Reddito di cittadinanza affitto. Sono tante le novità che riguardano il reddito di cittadinanza, contenute nella Legge di Bilancio 2023 da poco varata dal governo Meloni.

Reddito di cittadinanza affitto

L’ultima novità riguarda chi invece utilizza il reddito per pagare l’affitto. La quota non sarà più a disposizione del beneficiario ma sarà versata direttamente al proprietario dell’immobile. Secondo la Confedilizia, con questa misura, viene “fatta giustizia”.

Finora la parte dell’affitto era versata al percettore del reddito di cittadinanza: la Manovra prevede invece che la somma andrà direttamente al locatore dell’immobile. Resta invariata la possibilità di ottenere la quota a copertura del mutuo sulla prima casa entro certi limiti di importo. La somma andrà a copertura parziale o totale del canone annuo: il limite di spesa previsto per i beneficiari del reddito di cittadinanza per l’anno 2023 sarà pari a 3.360 euro. La misura si applica anche a chi ha un mutuo sulla prima casa: in questo caso il tetto di indennità previsto è pari a 1.800 euro all’anno. Lo sdoppiamento delle quote del reddito di cittadinanza (quella destinata all’integrazione di reddito fino a 6.000 euro all’anno e quella dell’affitto fino a 3.360 euro per un totale massimo di 780 euro mensili) entrerà in vigore già dal prossimo 1° gennaio.

Reddito di cittadinanza 2023 requisiti

Tra le principali novità emergono sicuramente tre aspetti molto importanti:

  •  l’assegno che arriverà l’anno prossimo sarà solo per sette mesi invece degli otto previsti. 
  • se si riceve un’offerta di lavoro, qualunque essa sia, o la si accetta o si perde l’assegno
  • scatta l’obbligo di istruzione per i giovani tra i 18 e i 29 anni

Formazione obbligatoria

La legge di Bilancio 2023 include anche altre novità che entreranno in vigore nel 2023. Per i percettori di reddito di cittadinanza dai 18 ai 29 anni di età, infatti, è necessaria la formazione obbligatoria.
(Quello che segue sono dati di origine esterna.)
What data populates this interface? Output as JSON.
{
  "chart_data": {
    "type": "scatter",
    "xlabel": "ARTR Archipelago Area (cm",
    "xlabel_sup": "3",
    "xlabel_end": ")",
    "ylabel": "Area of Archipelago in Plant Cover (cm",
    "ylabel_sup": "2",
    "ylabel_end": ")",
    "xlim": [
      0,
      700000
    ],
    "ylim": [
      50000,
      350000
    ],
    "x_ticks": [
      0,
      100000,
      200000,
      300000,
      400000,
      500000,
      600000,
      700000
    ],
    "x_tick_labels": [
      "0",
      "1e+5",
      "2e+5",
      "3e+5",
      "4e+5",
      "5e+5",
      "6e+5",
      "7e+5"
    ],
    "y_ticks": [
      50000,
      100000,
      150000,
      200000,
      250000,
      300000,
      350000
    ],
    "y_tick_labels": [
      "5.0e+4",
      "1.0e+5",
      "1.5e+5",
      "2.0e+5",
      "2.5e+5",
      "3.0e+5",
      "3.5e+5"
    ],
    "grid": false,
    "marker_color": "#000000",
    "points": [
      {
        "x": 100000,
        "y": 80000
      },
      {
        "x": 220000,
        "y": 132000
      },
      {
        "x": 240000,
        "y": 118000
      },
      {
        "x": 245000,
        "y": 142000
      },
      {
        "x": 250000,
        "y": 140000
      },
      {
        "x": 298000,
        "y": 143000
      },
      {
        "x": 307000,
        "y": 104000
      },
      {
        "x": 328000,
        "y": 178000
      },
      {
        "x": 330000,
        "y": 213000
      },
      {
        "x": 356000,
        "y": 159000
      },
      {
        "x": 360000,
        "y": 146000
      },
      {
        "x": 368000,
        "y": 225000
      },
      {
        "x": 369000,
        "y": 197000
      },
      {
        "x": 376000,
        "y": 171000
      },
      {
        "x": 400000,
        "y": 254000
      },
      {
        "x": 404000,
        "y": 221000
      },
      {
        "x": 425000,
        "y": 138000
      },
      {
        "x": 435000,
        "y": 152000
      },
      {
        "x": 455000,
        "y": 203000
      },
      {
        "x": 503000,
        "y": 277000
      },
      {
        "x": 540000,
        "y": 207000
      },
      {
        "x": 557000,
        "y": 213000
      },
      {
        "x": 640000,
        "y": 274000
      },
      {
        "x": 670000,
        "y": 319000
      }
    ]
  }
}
Perderanno il beneficio i giovani che non hanno terminato gli anni di obbligo di istruzione e non si iscrivano o frequentino percorsi d’istruzione degli adulti di primo livello o comunque funzionali al raggiungimento dell’istruzione minima (almeno una qualifica triennale). Gli obblighi si ampliano anche con l’iscrizione, per tutti i componenti dei nuclei familiari percettori di reddito, a un corso di formazione o a una qualifica professionale per un periodo di 6 mesi. In particolare, l’obbligo interessa i componenti di età lavorativa che dovranno sottoscrivere il “Patto per il lavoro”. L’eventuale inosservanza di questo obbligo comporta la perdita del reddito di cittadinanza per tutto il nucleo familiare.

Scompare il concetto di “offerta congrua”

Con l’approvazione di un emendamento a firma di Maurizio Lupi, il riferimento normativo all’offerta “congrua” scompare. In pratica la prima offerta che, se rifiutata, fa perdere il diritto all’assegno, non dovrà più considerare le esperienze e competenze maturate e in teoria nemmeno la distanza del luogo di lavoro e i tempi di trasferimento. Fino ad oggi come “congrue” erano considerate le offerte per posti di lavoro entro 80 chilometri dal domicilio, raggiungibili in 100 minuti con mezzi di trasporto pubblici.

Cosa succede se si rifiuta l’offerta?

I percettori potrebbero dover accettare qualsiasi offerta per non perdere il sussidio. Questo è il punto più criticato dall’opposizione e dai sindacati. Il ministro del Lavoro, Marina Calderone, all’assemblea della Coldiretti, aveva già precisato che “chi rifiuta la prima offerta lavoro ha uno stop sul reddito, perché in un contesto complicato il fatto di rifiutare un’offerta vuol dire voler rimanere fuori dai circuiti”, ma l’offerta deve avere “caratteristiche comunque di accettabilità”.